Qinqin también estaba de muy buen humor. Corría de un lado a otro divirtiéndose y perdiéndose en el laberinto del jar­dín.

—Hazme una foto cerca del pabellón rojo —pidió Pei­qin—.

Yu estaba deprimido, pero tenía el detalle galante de disi­mularlo. Cogió la cámara sabiendo lo importante que era el jardín para Peiqin. Un grupo de turistas se detuvo delante del pabellón y el guía comenzó a desgranar sus explicaciones so­bre aquella maravilla arquitectónica. Peiqin escuchó atenta­mente, y por un momento, se olvidó de Yu, quien, mezclado con el grupo, asentía con la cabeza, aunque seguía ensimis­mado. Había estado bajo presión en la oficina. Trabajar con el comisario Zhang era algo insoportable, sobre todo después de la última reunión. El inspector jefe Chen se podía aguantar, pero no cabía duda de que ocultaba algo. El Secretario del Par­tido se mostraba amable con Chen y con Zhang, haciendo re­caer toda la presión sobre él, que ni siquiera estaba al mando de la investigación. Y para colmo, él era el que realmente car­gaba con la responsabilidad de los otros casos de la brigada.

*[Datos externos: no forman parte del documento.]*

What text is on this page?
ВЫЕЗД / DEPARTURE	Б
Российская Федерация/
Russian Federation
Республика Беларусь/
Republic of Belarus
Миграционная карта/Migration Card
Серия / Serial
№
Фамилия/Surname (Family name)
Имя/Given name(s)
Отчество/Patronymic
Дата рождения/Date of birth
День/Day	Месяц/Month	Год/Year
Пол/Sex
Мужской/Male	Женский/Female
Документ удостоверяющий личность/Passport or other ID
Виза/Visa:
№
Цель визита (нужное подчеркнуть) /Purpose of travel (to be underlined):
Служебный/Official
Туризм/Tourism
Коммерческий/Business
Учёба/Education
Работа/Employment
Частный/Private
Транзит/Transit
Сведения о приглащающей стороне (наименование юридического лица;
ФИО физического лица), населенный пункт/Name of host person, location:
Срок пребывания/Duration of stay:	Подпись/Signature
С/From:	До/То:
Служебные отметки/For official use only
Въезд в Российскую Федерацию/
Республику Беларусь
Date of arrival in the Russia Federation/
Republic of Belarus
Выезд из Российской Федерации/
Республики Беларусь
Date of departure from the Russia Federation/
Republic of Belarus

Sus investigaciones renovadas en la central de taxis y en las agencias de viaje no habían llevado a ninguna parte. Tam­poco había resultado la recompensa ofrecida por la información sobre cualquier taxista que hubiera sido visto aquella noche cerca del canal. Como era de esperar, nadie había llamado. Chen tampoco parecía haber progresado en lo relativo a su teoría sobre el caviar.

—El jardín es una construcción del siglo XX de la idea arquetípica que expone Sueño en el pabellón rojo, la novela chi­na clásica más celebrada desde mediados del siglo XIX —el guía se desenvolvía con toda naturalidad y sostenía un ciga­rrillo de filtro largo mientras hablaba—. Todo se ha reprodu­cido con la mayor exactitud, no sólo las celosías, las puertas o los pilares de madera, sino también los muebles, que reflejan las convenciones de la época. Mirad el puente de bambú o la gruta de helechos, es como si estuviéramos dentro de la obra misma.

En realidad, el jardín era toda una atracción para los apasionados de la novela. Peiqin había hablado de visitarlo unas cinco o seis veces. Habría sido imposible aplazar aque­lla visita.

Un sendero serpenteante cubierto de musgo conducía a un salón espacioso con ventanas rectangulares de vidrios tin­tados a través de las que se veía el «jardín interior», fresco y acogedor, pero Yu no tenía ánimos para seguir el paseo. Jun­to a Peiqin, en medio del gentío, se sentía estúpido, fuera de lugar, aunque fingía estar interesado como todos los demás. Algunas personas tomaban fotos. Junto a una gruta de formas caprichosas se había improvisado un puesto donde los turis­tas podían retratarse con trajes y joyas de imitación de la di­nastía Ming. Una chica joven posaba con un peinado dorado, antiguo y pesado, mientras su novio se probaba una túnica de seda con un dragón bordado. Peiqin también parecía trans­formada por el esplendor del jardín, afanada en comparar las cámaras, los pabellones de piedra y las puertas de media luna con las imágenes que recordaba. Mientras la observaba, Yu casi podía creer que formaba parte del lugar, esperando a que Baoyu, el joven héroe de la novela, surgiese de un momento a otro del bosquecillo de bambúes. Peiqin también aprovechó la oportunidad para compartir sus conocimientos sobre la cul­tura china clásica con Qinqin.